I have lived for the better part of a year in tropical climates. Puerto Viejo being the most extreme. Wet clothes take days to dry if there is no sunshine, jeans that have been folded up on the back shelf reek of mold after a week of no use, pages in books have an extremely unpleasant pungent odor, forget ever wearing any type of shoes other than sandals, you share your living spaces with all kinds of jungle critters, your bedsheets always feel damp from the humidity, the list could go on and on and on. I'm done. I'm ready for something else. I kept thinking Nicaragua but something wasn't clicking. I kept dialing the phone and getting a busy signal. I couldn't figure out why I was dragging my feet.
Then I went to Boquete, Panama for four nights, extended my stay two more nights, and had to force myself to depart. Boquete was birthing a new me and I would quite frankly like to stay within the warm womb and never cut the umbilical cord. I was bereft without my mountains that I am so used to living near and I didn't even realize it until I was in a range of them breathing fresh cool air and hiking everyday.
Do you know what it was like to arrive the first night and feel chilly for the first time in months? To put on a pair of jeans, a hoodie, my green sauconys and feel nice and cozy? Do you know what it was like to not wear the same shorts and tank top that I have pretty much been wearing since December? To rotate the few long sleeved shirts I have instead of my tank tops? It felt luxurious. Do you know what it felt like to sleep under a down comforter?
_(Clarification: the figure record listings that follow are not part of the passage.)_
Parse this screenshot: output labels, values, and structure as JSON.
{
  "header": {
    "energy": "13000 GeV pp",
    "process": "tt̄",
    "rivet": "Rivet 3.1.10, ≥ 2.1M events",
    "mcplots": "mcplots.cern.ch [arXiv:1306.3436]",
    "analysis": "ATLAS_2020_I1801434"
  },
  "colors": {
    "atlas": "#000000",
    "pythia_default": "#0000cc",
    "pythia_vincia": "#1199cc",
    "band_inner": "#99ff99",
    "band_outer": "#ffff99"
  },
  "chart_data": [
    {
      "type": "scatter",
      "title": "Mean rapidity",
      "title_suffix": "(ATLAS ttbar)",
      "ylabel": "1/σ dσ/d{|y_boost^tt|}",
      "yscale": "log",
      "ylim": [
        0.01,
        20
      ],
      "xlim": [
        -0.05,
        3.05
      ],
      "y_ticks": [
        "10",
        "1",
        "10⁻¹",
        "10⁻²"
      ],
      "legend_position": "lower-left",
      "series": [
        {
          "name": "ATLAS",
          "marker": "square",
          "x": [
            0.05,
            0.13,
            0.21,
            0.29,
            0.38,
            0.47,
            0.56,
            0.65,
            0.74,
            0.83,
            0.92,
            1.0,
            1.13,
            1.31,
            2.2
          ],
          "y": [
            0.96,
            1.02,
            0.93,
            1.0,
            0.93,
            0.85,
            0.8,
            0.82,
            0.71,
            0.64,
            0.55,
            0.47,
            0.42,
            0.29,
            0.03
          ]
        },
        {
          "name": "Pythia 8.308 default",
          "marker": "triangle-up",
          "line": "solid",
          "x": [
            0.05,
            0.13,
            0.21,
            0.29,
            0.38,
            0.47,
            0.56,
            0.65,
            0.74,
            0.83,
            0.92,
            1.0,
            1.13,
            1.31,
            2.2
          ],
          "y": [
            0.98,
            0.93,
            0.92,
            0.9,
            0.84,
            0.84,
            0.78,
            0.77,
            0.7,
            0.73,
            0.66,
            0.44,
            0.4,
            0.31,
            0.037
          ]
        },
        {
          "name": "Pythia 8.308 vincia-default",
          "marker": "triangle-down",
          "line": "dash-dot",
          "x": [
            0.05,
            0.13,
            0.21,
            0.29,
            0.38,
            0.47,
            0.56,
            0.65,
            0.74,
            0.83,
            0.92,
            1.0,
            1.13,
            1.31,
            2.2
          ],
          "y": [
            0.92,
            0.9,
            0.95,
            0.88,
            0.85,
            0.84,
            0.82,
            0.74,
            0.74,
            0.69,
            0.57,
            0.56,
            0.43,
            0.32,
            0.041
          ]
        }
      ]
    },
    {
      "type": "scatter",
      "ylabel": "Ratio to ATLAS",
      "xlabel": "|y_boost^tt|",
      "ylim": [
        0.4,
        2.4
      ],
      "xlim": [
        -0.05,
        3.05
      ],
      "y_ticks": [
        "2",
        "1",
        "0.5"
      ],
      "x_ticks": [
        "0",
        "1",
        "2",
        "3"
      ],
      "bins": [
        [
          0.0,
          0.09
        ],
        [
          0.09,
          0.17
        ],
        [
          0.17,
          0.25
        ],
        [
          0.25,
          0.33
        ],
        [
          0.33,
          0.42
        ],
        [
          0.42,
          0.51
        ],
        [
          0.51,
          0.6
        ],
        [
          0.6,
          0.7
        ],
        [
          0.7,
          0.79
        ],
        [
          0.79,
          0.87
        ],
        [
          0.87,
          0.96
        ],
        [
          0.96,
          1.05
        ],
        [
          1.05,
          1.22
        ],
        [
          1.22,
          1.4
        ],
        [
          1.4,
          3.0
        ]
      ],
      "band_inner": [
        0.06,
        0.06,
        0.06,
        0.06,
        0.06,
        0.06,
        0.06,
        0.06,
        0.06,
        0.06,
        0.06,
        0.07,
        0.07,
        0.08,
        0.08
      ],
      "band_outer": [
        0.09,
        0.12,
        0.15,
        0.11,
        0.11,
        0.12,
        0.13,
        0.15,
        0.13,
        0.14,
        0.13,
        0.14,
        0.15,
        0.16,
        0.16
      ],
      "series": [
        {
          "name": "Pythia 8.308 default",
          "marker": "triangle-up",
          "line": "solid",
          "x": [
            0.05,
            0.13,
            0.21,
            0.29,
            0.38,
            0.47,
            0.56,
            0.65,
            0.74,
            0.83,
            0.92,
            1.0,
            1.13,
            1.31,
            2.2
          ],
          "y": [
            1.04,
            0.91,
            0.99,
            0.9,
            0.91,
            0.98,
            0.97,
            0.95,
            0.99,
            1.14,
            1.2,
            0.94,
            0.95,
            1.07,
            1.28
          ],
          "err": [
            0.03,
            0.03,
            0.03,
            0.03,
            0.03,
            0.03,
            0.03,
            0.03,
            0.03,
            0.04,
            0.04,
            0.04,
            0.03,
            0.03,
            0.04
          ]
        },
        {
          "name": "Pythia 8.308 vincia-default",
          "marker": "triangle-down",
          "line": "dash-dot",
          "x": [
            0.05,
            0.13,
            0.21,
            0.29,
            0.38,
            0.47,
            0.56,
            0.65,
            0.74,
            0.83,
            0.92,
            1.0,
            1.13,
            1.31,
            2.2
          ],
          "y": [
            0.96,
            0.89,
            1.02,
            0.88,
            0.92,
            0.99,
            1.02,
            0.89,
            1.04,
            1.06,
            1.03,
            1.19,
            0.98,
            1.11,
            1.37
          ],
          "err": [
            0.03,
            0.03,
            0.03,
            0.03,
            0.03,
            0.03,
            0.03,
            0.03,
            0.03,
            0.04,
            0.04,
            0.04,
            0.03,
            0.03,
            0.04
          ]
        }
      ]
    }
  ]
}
It felt decadent. Do you know what it felt like to wear wool socks at night? It felt cozy. Do you know what it was like to rest my head on a pillow that didn't reek of mold? It felt clean. Do you know what it was like to leave food out on a kitchen counter, get distracted by something for 15 minutes in a different room (Me? Get distracted? Never!), return to the kitchen and NOT find your food being overtaken by ants? It felt strange.
Sometimes we don't even realize we were looking for something until after we have found it. I love the beach, I love the humidity, I love the heat, but I need a break. I come from a place with four distinct seasons, sometimes six if you know anything about stick season and mud season. I was so sure I was ready for permanent summer and now that I've basically been living in summerish weather since December, I crave something different. That northeastern American ostrich in me is rearing her head out of the sand and looking around for a change in scenery and climate. I'm ruffling my feathers a little and trying out a new nest. I'm ready to spread my wings and fly to a new place. I don't think ostriches actually fly but whatever. Work with me on this.
I've struggled a bit to absolutely love Puerto Viejo for the three and a half months I've been here. The beaches are stunning with the jungle on the shore but honestly, I thought Tulum was second to none. Perhaps I am biased because I was with my best friend and her newborn there. But still... It's expensive here, often times things are on par with prices in the states. It's not the safest place to be especially after the sun sets which is at 6PM. In Tulum I used to go for bike rides at night to decompress after a challenging day working hard on my tan at the beach. I never felt my safety threatened there. Here, I do. And every week, you hear of a tourist being robbed on the street sometimes in broad daylight. They are usually non-violent, they just want your money or camera but still, it's rife here. It's not in Boquete.
Boquete is this dreamy little town high up in the mountains with an ex-pat community for sure but not so overwhelming that you feel you've stumbled into mini North America. There's lots of Spanish spoken there and while you're looking upwards, scratching your head, trying to remember a word in foreign tongue, you're staring at mountains in every direction and you're inhaling crisp air with no detection of humidity or mold. There's not a party scene here, which means there's not a drug scene here. Perfect for the "I'd-rather-read-a-good-book-and-go-to-bed-early-oh-my-god-I'm-becoming-my-parents" person in me.
Yes, I will miss being able to go grocery shopping clad only in a bathing suit and sarong. Yes, I will miss my early morning back floating sessions in the ocean. Yes, I will miss the constant hum of jungle creatures. Yes, I will miss howler monkeys. Yes, I will miss being that slightly crazy woman who stands at the shore and talks out loud to the waves (but there's a river in Boquete that I've already done this with). Yes, I will miss exfoliating my entire body with sand every time I take a dip in the salty water. Yes, I will miss rice and beans cooked in coconut milk. Yes, I will miss my pipa man. Yes, I will miss the immense inner growth I experienced here. Namely, working through the worst bout of homesickness I've ever experienced coming to realize that now I wouldn't trade those weeks of feeling so utterly alone in Puerto Viejo for anything. It all gave me the strength to continue. It showed me the rock I am made of. I chiseled a stronger me out of that sad woman and now I am even more ready to trace my next voyage on the map of Central America. I'm choosing mountains over oceans for the next little span of life.
Goodbye Puerto Viejo. Hello Boquete.